The solutions used in CT arthrogram injections are clear, therefore syringe selection is an important way of identifying each solution.

Suggested syringe selection for fluoroscopic CT arthrogram injections -

  • 5 mL syringe: local anesthetic i.e. 1% lidocaine

  • 10 mL syringe: non-ionic iodinated contrast i.e. iohexol 

  • 20 mL syringe: arthrogram injectate

Suggested syringe selection for ultrasound-guided CT arthrogram injections -

  • 5 mL syringe: local anesthetic i.e. 1% lidocaine

  • 20 mL syringe: arthrogram injectate

If performing ultrasound-guided injections, an intra-articular position is confirmed with direct visualization, therefore the 10mL syringe is not required. Iodinated contrast is still required, differing from an ultrasound-guided MR arthrogram injection. A suggested CT arthrogram injectate mixture for both fluoroscopy and ultrasound-guided procedures is offered below.

  • 20mL syringe containing: 10 mL iohexol 300, 5 mL 0.9% saline, 5 mL 0.5% ropivacaine 

There are reported chondrotoxic effects of local anesthetics, and intra-articular lidocaine should be avoided. Other lower strength local anesthetics are reported as having less of a chondrotoxic effect. i.e. ropivacaine 6. Some institutions will not use a local anesthetic in their arthrogram injectate mixtures citing the above, however, its use has been shown to improve comfort and lessen movement artifact 7.

Request forms will be sent asking for imaging and it is implied a guided injection will take place before cross-sectional imaging.  Waiting times are often longer for arthrograms and they involve an invasive procedure, therefore stricter guidelines for arthrogram imaging are usually in place. CT arthrograms can be excellent studies to assess intra-articular pathologies, in particular when MRI is contraindicated, for example, non-MRI compatible pacemakers, body habitus or claustrophobia. 

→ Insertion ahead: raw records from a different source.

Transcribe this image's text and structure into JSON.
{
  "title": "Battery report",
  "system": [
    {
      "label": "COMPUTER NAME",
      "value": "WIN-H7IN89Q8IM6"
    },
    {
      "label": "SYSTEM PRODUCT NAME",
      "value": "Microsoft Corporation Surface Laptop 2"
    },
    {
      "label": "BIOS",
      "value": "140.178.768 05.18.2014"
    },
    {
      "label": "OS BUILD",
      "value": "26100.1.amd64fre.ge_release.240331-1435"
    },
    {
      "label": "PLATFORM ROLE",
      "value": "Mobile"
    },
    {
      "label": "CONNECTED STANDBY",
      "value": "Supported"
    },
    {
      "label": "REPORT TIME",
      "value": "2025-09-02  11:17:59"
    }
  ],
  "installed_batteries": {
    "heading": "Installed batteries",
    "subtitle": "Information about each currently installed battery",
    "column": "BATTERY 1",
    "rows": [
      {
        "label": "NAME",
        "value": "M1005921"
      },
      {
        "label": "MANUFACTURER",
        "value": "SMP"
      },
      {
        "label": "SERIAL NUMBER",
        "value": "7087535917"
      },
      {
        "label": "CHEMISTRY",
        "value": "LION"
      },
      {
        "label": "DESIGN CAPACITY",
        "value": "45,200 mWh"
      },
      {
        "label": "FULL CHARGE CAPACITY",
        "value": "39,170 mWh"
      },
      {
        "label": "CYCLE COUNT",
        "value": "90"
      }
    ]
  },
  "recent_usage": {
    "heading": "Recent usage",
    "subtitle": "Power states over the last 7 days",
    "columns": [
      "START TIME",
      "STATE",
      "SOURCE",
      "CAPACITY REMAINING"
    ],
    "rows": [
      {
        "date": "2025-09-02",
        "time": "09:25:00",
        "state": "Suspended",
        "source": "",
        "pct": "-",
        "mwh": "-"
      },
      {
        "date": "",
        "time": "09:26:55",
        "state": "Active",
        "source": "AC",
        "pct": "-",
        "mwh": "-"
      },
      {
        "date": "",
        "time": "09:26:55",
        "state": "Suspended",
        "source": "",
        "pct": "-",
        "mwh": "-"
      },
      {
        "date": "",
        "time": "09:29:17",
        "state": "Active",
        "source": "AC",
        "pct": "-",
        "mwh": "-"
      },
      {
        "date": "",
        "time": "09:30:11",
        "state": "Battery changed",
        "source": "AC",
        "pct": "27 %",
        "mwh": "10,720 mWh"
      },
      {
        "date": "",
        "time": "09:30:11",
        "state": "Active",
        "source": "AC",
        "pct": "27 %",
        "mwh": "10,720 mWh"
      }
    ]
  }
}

Iodinated contrast is a high density of CT. Intra-articular injection of iodinated contrast will distend the joint and differentiate the low-density intra-articular structures such as the glenohumeral labrum or knee meniscus. Glenoid bone loss is an important image finding in shoulder instability and identification of this will change the surgical approach.